Are babies the key to the next generation of artificial intelligence?

June 22, 2022

New research proposes a new research direction to overcome limitations of machine learning

Photo by Jelleke Vanooteghem on Unsplash

Babies can help unlock the next generation of artificial intelligence (AI), according to researchers of Trinity College Institute of Neuroscience who, together with Tarek R. Besold, university researcher at TU Eindhoven, have just published new guiding principles for the development of the next generation of AI.

The research, published in the journal Nature Machine Intelligence, examines the neuroscience and psychology of infant learning and distils three principles to guide the next generation of AI, which will help overcome the most pressing limitations of machine learning.

In their article ‘Lessons from infant learning for unsupervised machine learning’, Dr Lorijn Zaadnoordijk and Professor Rhodri Cusack and Dr Tarek R. Besold, argue that better ways to learn from unstructured data are needed.
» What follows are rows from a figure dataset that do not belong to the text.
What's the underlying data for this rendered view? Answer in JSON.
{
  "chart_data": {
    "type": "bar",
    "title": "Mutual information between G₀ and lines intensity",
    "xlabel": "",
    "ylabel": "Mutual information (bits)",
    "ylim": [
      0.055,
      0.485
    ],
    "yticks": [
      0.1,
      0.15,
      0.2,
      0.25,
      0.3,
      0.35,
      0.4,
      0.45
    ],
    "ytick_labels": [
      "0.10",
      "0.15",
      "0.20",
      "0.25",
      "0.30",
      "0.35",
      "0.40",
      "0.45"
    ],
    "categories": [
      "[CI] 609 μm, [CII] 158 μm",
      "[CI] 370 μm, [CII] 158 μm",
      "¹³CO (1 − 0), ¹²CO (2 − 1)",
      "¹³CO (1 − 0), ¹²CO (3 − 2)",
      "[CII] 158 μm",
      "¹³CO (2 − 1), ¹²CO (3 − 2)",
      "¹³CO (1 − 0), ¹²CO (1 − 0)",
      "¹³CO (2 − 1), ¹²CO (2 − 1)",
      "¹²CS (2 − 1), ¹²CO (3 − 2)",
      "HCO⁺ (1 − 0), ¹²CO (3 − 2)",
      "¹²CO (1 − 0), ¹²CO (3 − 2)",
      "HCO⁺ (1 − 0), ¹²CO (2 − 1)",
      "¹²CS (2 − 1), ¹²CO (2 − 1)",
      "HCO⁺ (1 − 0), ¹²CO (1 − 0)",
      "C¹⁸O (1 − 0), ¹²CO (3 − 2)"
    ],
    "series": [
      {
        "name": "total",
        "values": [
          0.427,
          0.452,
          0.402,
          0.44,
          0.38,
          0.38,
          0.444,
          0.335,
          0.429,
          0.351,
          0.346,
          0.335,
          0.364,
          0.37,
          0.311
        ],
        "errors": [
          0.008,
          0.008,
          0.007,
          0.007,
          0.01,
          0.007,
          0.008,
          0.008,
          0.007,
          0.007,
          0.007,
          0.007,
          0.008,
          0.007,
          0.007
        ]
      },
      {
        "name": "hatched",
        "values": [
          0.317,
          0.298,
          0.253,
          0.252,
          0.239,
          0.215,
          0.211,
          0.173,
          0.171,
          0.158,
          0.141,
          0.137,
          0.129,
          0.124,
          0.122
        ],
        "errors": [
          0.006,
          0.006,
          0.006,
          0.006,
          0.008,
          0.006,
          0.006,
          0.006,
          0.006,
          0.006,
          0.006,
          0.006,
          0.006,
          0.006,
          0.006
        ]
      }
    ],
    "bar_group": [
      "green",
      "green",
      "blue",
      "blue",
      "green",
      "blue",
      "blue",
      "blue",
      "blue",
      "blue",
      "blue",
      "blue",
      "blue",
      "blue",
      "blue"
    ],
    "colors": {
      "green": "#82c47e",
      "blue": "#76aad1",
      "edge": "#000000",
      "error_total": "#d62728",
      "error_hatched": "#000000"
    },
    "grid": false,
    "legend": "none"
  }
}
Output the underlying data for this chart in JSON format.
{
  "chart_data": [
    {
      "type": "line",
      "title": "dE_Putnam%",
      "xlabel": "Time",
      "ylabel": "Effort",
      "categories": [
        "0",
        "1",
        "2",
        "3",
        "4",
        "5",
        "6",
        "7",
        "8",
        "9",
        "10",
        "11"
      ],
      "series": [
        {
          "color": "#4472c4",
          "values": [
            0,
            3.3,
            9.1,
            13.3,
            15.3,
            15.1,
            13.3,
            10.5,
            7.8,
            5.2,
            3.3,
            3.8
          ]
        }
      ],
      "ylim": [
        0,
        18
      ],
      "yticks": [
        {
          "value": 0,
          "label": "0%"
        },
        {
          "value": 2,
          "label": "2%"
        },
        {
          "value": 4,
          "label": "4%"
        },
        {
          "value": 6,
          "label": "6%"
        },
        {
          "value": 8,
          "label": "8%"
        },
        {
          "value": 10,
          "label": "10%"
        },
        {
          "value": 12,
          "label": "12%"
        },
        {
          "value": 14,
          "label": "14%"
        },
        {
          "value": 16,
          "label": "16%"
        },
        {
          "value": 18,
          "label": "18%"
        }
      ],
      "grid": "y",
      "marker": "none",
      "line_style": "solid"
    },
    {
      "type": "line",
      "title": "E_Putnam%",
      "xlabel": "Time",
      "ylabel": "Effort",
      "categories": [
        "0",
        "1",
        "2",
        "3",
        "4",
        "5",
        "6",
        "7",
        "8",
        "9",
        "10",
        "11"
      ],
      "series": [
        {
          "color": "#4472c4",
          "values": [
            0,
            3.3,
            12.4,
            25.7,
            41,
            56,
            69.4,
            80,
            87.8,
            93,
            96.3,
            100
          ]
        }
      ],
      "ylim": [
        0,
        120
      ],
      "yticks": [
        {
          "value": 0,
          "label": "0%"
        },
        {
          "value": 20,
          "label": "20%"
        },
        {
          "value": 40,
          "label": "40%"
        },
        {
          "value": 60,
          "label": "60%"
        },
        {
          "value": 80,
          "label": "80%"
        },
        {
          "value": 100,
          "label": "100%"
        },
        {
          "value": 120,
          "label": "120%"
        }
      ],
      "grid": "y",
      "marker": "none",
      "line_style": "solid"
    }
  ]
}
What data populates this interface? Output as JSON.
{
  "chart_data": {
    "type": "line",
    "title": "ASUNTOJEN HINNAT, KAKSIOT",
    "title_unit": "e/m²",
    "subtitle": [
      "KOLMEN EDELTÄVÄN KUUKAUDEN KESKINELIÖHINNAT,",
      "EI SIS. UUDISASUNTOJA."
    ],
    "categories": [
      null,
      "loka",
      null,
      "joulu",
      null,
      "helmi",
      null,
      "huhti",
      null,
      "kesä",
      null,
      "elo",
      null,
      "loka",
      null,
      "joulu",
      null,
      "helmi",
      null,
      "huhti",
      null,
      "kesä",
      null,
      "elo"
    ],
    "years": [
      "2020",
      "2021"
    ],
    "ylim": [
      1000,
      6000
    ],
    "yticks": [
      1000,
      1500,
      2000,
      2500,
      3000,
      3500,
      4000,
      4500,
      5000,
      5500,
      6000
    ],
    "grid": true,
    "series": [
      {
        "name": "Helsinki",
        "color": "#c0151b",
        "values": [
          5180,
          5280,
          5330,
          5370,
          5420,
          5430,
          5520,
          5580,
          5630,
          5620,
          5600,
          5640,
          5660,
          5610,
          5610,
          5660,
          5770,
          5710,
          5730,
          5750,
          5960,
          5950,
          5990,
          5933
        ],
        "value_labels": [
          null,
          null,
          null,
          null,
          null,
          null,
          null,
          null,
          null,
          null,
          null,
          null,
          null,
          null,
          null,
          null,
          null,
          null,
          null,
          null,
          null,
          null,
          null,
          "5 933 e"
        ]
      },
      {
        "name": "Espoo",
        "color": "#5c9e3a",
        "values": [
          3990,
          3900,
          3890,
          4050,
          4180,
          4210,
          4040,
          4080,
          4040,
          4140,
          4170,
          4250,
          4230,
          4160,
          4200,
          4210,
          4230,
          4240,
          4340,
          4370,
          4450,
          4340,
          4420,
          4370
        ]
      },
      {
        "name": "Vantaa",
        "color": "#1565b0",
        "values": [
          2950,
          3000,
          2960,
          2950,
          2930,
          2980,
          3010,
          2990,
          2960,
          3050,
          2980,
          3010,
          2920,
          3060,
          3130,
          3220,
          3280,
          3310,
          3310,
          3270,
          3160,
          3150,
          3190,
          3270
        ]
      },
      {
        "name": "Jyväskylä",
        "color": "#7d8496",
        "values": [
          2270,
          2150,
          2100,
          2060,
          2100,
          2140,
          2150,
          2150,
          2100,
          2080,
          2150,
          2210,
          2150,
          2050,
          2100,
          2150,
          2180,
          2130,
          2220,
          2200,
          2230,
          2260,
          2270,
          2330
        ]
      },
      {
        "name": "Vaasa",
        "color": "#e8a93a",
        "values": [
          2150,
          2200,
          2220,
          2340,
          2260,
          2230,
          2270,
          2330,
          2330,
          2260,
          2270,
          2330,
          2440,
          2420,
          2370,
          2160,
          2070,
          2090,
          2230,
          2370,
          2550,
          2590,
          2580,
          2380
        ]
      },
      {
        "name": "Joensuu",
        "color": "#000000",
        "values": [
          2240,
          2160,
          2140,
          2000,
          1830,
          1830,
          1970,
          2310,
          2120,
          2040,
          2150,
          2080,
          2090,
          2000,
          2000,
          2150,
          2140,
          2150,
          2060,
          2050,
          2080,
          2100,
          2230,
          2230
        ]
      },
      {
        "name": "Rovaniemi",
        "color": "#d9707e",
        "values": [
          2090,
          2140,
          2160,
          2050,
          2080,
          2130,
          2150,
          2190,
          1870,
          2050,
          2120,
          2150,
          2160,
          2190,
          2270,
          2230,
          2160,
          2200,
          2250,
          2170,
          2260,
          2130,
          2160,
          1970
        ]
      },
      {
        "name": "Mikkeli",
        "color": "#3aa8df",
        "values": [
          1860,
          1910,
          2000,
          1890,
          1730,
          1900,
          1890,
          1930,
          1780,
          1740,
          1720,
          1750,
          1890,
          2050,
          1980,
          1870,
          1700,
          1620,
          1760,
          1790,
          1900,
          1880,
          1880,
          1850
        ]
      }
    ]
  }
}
For the first time, they make concrete proposals about what particular insights from infant learning can be fruitfully applied in machine learning and how exactly to apply these learnings.

Machines, they say, will need in-built preferences to shape their learning from the beginning. They will need to learn from richer datasets that capture how the world is looking, sounding, smelling, tasting and feeling. And, like infants, they will need to have a developmental trajectory, where experiences and networks change as they “grow up”.